Où l’on gazouille, piaille et babille sur la vie de nos chers oiseaux

Depuis quelques semaines au Parc du Marquenterre, quelques Mouettes pygmées (Hydrocoloeus minutus) font de courtes escales migratoires, notamment en se posant aux postes 1 ou 3 en compagnie de la colonie de Mouette rieuses (Chroicocephalus ridibundus) et de Mouettes mélanocéphales (Ichthyaetus melanocephalus).

Comme son nom l’indique, c’est la plus petite des mouettes. Elle est caractérisée par un court bec étroit de couleur noire et le dessous des ailes noir. Elle est principalement blanche avec le manteau gris (dessus des ailes). Elle est dotée de pattes rouges. En plumage nuptial, un capuchon noir orne sa tête. Sa taille n’excède pas les trente centimètres, son envergure est comprise entre 70 et 78 cm, et elle pèse entre 90 à 150 g.

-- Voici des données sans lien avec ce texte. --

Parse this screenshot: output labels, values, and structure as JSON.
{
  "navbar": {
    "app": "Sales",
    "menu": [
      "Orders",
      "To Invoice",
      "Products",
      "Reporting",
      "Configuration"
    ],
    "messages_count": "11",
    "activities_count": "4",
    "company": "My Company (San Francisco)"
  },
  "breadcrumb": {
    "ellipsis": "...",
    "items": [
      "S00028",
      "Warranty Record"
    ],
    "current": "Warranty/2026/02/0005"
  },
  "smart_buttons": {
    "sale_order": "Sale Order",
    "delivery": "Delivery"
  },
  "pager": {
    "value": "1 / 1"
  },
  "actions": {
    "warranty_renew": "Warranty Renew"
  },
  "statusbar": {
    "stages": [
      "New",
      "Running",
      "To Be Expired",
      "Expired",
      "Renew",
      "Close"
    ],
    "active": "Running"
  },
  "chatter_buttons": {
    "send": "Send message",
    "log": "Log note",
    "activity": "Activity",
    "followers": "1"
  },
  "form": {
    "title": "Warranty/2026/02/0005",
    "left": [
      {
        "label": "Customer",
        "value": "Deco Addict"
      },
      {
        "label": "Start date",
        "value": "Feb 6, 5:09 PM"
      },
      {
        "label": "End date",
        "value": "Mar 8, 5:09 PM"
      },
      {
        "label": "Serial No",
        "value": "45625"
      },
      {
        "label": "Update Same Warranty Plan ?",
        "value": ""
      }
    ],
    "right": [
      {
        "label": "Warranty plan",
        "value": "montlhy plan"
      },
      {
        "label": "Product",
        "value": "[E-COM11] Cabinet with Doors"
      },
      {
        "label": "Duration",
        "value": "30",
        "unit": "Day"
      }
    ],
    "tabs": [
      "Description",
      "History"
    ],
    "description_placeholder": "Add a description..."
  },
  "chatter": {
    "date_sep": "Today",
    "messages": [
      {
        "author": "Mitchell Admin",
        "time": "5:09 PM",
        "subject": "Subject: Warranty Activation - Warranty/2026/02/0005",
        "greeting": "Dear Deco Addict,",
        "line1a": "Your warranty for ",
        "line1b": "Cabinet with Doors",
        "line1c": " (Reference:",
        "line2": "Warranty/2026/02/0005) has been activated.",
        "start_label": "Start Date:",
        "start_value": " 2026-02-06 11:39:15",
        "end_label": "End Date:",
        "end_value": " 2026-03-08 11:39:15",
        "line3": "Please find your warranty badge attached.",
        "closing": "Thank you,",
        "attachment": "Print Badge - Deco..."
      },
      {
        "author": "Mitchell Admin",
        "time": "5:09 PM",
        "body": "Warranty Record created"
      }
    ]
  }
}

La Mouette pygmée niche sur les côtes de la mer Baltique, ainsi qu’au sud de la Suède, mais également en Europe de l’est jusqu’en Russie. Elle apprécie les grandes zones marécageuses dans les terres. Les colonies assez petites peuvent aller de 2 à 50 couples en compagnies d’autres laridés (familles des mouettes, goélands et sternes). Les deux partenaires s’attellent ensemble à la construction du nid. Il est garni de végétaux verts et construit dans une simple dépression au sol. C’est fin mai ou début juin que trois œufs sont pondus, couvés tour à tour par les deux adultes durant une vingtaine de jours. Les juvéniles s’émancipent à vingt-cinq jours.

De nombreux individus hivernent aux abords de la mer Méditerranée. En escale migratoires, les estuaires comme la baie de Somme sont grandement appréciés. Les individus isolés suivant des colonies d’autres laridés comme les sternes sont assez fréquents. 

La Mouette pygmée se nourrit essentiellement d’insectes, de mollusques et de petits poissons. En ce qui concerne sa méthode de chasse, elle peut attraper ses proies en vol ou juste à la surface de l’eau

Sur la photo, on constate bien la différence flagrante de taille entre la Mouette pygmée et la Mouette rieuse volant à côté d’elle.

Texte et illustration : Foucauld Bouriez

Le Butor étoilé (Botaurus stellaris) fait partie de la famille des Ardéidés. Il est doté d’un plumage brun jaunâtre avec des taches dorées et striées de noir. Les rémiges primaires (plume des ailes) sont roux orangé. Il en est de même pour la queue. La base du bec est munie de moustaches noires. Ses pattes sont brun jaunâtre et les yeux rouge orangé. Ce qui le rend si particulier, c’est son cou massif qui lui donne une silhouette assez singulière. En effet, il paraît disproportionné par rapport au reste de son corps.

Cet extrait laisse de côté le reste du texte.